Michaela Eames, a 2015 University of Dayton graduate and social media strategist for the school, said she is one of the few of her circle of friends on campus to stick around Dayton after graduation.

“A lot of my friends moved back to the suburbs of Chicago,” Eames said. “A lot of people do that because a lot of people who go to school here are from the suburbs of Chicago. I’m still here because I work in a very specific field that I wanted to stay on track with. And I’m personally really interested in outdoor recreation, and there’s a lot more of that around the Dayton region.”

Eames is an exception. The bulk of Ohio’s population is getting older, retiring or leaving the state.

According to the Ohio Department of Aging, Ohio’s 60-plus population is growing more than 20 times faster than the state’s overall population.

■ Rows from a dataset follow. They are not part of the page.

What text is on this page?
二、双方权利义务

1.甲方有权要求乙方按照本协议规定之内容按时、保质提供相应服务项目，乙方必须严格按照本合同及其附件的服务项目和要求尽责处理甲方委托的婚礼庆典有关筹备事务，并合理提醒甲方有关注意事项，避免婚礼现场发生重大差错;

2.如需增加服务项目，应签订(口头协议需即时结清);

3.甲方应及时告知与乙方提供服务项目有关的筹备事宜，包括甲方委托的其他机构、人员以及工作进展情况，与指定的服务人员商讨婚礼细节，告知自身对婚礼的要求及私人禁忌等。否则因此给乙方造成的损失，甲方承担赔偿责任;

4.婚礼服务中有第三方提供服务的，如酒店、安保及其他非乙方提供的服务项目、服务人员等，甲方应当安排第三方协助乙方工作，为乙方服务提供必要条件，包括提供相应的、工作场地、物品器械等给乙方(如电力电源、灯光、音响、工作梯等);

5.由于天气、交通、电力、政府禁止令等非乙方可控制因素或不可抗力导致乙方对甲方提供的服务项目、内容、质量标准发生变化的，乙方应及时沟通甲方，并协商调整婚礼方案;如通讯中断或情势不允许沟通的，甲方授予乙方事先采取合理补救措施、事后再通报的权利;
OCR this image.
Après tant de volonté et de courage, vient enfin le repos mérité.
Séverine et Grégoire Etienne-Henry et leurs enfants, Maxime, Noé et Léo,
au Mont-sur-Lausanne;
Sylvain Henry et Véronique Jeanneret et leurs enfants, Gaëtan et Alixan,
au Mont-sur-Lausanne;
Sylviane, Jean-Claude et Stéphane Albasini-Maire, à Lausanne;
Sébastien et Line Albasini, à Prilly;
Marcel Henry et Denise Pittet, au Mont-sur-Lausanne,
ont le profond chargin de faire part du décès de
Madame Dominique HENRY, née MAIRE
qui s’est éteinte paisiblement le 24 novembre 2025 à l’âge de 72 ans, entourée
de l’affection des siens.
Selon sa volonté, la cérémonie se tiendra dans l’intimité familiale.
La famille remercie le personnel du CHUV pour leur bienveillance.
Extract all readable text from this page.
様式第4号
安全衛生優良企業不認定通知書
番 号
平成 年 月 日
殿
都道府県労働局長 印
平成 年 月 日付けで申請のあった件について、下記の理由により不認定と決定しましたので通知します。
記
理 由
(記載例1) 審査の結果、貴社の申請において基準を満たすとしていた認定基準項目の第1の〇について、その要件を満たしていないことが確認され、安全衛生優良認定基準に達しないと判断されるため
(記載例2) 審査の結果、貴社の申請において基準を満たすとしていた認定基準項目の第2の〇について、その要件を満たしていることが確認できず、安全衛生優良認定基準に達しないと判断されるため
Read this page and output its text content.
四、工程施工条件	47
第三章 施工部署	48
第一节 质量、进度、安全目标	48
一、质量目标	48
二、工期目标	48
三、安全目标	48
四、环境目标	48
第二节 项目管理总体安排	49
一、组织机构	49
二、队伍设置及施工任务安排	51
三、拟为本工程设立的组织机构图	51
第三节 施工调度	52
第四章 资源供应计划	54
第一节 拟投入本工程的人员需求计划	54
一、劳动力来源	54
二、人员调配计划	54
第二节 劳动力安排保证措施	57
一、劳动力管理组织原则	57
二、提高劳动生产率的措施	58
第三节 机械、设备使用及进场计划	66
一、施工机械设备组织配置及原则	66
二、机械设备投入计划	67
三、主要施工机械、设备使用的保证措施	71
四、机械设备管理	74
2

As Ohio Boomers grow older and their numbers begin to decline, the state will rely more heavily on consumer spending by millennials to drive economic growth.

But even if millennials were a larger share of Ohio’s population, it would still be a challenge to get the same economic output from a younger generation that’s more interested in saving their money than spending it, according to a recent Gallup poll that found 66 percent of 18-to-29-year-olds preferred saving to spending — the highest percentage of any age group.

Alex Klug, horticulturist manager at The Foodbank in Dayton, said her generation’s propensity to save isn’t necessarily a rejection of consumerism, which drives three quarters of economic growth in the U.S.

Instead, the 28-year-old Yellow Springs native, said millennials have been held back from spending by an economy still recovering from recession and the highest levels of student debt sustained by any other generation at the same stage of life.

“As somebody from this generation, I believe it’s very difficult for us financially,” Klug said. “Me and a lot of my friends have not been able to finish college because of financial reasons, and that means we haven’t been able to pursue our career goals in the same way other generations were able to do.”

Still, even if money wasn’t an issue, Klug readily admits that most millennials look at the consumer economy in a whole different light than their parents.

“It’s just a shift in mindset as far as the way we reuse materials, and our living situations,” she said. “Personally, a goal of mine is never to buy a house. Or a least not for a very long time.”

In addition to their spending habits, millennials also often have different views of work and the workplace than older generations and do not have the traditional “company man” loyalties, which will make it difficult for businesses to retain the talented young professionals that their companies will increasingly rely upon.

According to a recent survey from Deloitte, 44 percent of millennials said, if given the choice, they would like to leave their current employers in the next two years.

A large number are eager to start their own businesses. But many just want to work for companies and organizations that share their personal values and are willing to accommodate their desire for work/life balance.

“I don’t think everybody wants to become an entrepreneur, but I do think that people like to do things with more freedom and flexibility nowadays,” said Jessica Manns, a 30-year-old Kettering resident who works from home.